The world is a place filled with people from different cultures and religions.
That’s how Adam Cabral, 25, a senior religious studies major, sees it, and learning about cultures through the religious studies department at CSUN has given him a more complete worldview.
Outside of the classroom, Cabral uses his knowledge to be a more whole person with a more comprehensive understanding of people from other nations and faith traditions—even at his retail job at Faconnable, a men’s and women’s clothing store in the Camarillo Outlets.
“I guess I use [religious studies] in how I approach people, how I deal with it at work,” he said. “I work at a place where there are a lot of international people there so I have a respect for them. Whereas, I would say the majority of people who don’t have a religious studies background, they would be more nonchalant about it. Say a person comes in with a turban, they’d say, oh, they’re probably Muslim, but it’s not really. They’re Sikhs.”
Learning about Islam was something that Cabral was very interested in, ever since the September 11 attacks.
“I was in high school during the time and I was actually considering joining the military, but then after a while I looked into myself and asked ‘Why am I so angry?’” he said. “And after a while I was just like, ‘They’re people, too, you know.’ They wouldn’t attack us if they didn’t have a reason to.”
Cabaral is also a guitarist and dedicated time for self-reflection. Playing his guitar was a way of soul searching, an introspection through the ritual of musical practice, a sort of quasi-meditative state.
It was the routine of strumming his guitar, writing songs, melodies, that he found inner-peace. Cabral stopped himself from joining the military after reflecting on these critical questions.
Years later, he decided to study other people’s cultures and worldviews instead.
“We learn about religions, not just one religion, but all major religions, such as Hinduism, Buddhism, Judaism, Christianity, Islam and array of others,” Cabral said.
Students that major in religious studies are not all people wanting to be priests or ministers, he said.

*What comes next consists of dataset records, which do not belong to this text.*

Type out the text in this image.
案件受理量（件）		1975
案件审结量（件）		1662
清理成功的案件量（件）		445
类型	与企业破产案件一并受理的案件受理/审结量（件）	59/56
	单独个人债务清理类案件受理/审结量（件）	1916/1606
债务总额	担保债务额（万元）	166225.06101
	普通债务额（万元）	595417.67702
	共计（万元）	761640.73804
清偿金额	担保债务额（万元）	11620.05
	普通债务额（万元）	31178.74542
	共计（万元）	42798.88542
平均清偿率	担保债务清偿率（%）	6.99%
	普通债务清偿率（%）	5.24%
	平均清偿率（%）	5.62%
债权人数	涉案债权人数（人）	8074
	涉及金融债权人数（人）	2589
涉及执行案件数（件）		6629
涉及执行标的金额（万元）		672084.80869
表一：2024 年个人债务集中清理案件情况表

One doesn’t have to be religious to want to pursue religious studies. Atheists make some of the best well-rounded experts of religion—even more so than actual practitioners of religions—since they tend to do a heavy amount of research and study, Cabral said.
“[Atheists] do their own soul searching,” he said. “They pretty much study all religions to see which one is the right one for them. It’s not that they don’t believe in a higher being. They could be spiritual… Religions revolve around a structure, a hierarchy of organization. Being spiritual is more on the individual.”
For anyone interested in learning more about the individual and the world simultaneously, religious studies is an appropriate area of study.
“I was always open-minded about the world but just that I’ve been raised to have a certain view of the world, but I’ve always wondered about the world,” Cabral said. “Religious studies offered me sort of solutions and a pathway to understanding the world.”